Petrella thought about it. There seemed to be too many of them. He said, “I’ll be responsible for the boy. You two wait here.”
When they got to the building Ronnie said, “We used to shift the bottom board, see, and get in underneath. It’ll be a tight squeeze for you.”
“I’ll manage,” said Petrella.
He did it by lying on his back and using his elbows. When he was inside he clicked on the flashlight he had brought with him.
“Up there,” said Ronnie. He was speaking in a whisper and didn’t seem anxious to go first, so Petrella led the way up.
When he opened the door, the first thing that caught his eye was a glow from a fire of driftwood in the hearth which had burned down to red embers. Then, as his flashlight swung upward, the white beam showed him Timothy. He had climbed onto the table, tied one end of a rope to the beam, fixed the other in a noose round his neck, and kicked away the plank.
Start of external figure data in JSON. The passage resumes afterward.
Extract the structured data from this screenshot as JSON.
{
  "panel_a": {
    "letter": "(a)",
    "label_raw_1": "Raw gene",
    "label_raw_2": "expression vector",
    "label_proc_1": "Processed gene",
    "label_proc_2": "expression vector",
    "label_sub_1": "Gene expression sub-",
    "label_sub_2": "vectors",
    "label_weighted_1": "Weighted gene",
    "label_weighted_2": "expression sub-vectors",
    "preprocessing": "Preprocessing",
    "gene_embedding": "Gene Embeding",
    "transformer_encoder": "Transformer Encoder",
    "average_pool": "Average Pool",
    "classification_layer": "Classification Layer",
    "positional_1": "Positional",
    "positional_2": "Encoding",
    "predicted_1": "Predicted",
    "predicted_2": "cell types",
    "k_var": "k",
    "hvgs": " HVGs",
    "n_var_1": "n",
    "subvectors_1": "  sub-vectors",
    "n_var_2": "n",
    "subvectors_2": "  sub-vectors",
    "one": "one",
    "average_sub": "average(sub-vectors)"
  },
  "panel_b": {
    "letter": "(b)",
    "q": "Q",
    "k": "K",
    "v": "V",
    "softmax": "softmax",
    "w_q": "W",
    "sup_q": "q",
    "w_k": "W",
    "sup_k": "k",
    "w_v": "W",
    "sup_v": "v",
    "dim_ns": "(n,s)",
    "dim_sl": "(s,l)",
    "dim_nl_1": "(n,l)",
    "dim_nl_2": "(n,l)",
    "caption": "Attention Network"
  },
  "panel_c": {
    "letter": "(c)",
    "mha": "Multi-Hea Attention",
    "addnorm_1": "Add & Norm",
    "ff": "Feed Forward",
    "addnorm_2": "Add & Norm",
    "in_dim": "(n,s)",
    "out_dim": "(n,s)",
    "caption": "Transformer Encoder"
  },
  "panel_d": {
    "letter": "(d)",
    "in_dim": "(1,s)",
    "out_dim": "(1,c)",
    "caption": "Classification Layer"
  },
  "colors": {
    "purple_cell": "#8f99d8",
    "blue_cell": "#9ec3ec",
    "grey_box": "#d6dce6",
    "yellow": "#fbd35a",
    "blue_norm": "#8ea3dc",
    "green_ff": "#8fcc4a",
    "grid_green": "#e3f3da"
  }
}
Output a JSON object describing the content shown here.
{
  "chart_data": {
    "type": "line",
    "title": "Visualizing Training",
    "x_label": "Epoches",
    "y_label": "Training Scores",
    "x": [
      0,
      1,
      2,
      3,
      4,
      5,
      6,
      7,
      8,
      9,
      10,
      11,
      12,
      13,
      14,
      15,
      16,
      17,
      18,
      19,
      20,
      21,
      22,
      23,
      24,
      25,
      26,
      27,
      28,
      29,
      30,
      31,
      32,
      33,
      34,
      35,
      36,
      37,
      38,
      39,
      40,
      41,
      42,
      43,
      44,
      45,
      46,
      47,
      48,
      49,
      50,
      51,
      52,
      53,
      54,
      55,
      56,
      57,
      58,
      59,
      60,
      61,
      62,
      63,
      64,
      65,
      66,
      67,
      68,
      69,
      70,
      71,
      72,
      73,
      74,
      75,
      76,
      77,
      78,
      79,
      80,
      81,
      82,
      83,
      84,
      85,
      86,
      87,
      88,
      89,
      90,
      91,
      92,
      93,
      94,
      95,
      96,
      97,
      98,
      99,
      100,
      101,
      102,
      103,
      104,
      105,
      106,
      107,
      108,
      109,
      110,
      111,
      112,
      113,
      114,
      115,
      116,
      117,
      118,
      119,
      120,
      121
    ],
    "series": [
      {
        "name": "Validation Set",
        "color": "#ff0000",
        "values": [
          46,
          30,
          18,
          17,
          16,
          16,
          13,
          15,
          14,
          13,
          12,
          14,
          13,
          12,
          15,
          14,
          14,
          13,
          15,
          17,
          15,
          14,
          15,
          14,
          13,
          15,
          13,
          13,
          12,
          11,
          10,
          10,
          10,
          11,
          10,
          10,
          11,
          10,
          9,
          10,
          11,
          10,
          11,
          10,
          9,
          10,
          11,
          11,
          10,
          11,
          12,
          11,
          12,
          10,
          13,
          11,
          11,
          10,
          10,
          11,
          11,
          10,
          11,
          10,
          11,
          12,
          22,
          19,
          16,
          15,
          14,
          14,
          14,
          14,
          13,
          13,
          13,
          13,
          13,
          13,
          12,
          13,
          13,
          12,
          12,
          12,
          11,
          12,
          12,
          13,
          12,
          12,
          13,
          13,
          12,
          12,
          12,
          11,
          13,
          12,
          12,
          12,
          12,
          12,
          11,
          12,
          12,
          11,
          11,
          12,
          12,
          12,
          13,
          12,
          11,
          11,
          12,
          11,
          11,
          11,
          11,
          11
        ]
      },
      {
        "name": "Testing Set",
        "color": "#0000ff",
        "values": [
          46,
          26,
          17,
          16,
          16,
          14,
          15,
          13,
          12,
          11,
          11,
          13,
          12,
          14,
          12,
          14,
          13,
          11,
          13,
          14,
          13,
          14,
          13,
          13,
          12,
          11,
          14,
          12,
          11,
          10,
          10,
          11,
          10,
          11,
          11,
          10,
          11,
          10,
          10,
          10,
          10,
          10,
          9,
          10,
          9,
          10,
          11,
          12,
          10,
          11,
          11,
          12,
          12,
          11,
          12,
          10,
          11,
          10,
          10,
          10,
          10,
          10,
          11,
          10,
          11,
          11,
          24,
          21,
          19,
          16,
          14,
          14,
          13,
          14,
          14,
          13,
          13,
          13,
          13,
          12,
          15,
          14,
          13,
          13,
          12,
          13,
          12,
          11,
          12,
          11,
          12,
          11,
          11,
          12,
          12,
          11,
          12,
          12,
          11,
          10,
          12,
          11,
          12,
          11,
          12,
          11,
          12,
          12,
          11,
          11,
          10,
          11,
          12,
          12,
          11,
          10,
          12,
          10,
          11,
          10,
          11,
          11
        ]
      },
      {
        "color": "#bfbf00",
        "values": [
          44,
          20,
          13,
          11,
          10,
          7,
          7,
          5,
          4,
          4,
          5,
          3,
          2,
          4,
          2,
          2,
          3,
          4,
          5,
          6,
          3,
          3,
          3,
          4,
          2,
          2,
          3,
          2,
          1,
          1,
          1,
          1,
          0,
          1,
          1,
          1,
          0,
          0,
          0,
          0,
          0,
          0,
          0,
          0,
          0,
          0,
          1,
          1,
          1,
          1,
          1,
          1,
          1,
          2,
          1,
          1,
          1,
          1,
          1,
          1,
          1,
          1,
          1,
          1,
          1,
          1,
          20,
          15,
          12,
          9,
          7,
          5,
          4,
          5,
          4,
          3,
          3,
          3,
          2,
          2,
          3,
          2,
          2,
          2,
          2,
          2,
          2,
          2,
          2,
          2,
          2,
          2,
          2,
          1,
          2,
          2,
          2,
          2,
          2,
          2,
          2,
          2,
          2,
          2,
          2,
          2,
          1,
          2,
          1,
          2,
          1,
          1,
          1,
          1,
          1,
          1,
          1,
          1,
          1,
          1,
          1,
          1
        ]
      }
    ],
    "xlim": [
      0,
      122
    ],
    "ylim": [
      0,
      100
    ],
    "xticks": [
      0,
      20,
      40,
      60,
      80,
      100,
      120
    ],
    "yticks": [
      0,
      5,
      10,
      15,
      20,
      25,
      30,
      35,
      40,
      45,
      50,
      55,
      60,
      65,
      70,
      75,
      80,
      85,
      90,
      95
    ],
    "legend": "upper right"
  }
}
Petrella put the plank back and jumped up beside him, but as soon as he touched the boy he knew that they were much too late. He had been dead for hours.
He must have done it, thought Petrella, soon after he had telephoned the station and heard the news about Len and Geoff. And he made the fire to give him some light to see what he was doing.
“It’s Timmy Grant, isn’t it,” said Ronnie.
“Yes,” said Petrella. “It’s Timmy.” He was thinking of all the things he would now have to do, starting with breaking the news to his parents.
“He was a good kid,” said Ronnie. “Geoff wrote me about him.”
Petrella’s light picked up a flash of white. It was a piece of paper that had fallen off the table. On it was written, in Timothy’s schoolboy script, two lines. Petrella recognized them as coming from a hymn, but he did not know, until Father Amberline told him long afterward, that they were from the hymn the choir had been singing that evening.
And death itself shall not unbind
Their happy brotherhood.
Petrella folded the scrap of paper and slipped it quickly into his pocket. It was against all his instincts as a policeman to suppress evidence, but he felt that it would be too brutal to show it to Mr. and Mrs. Grant.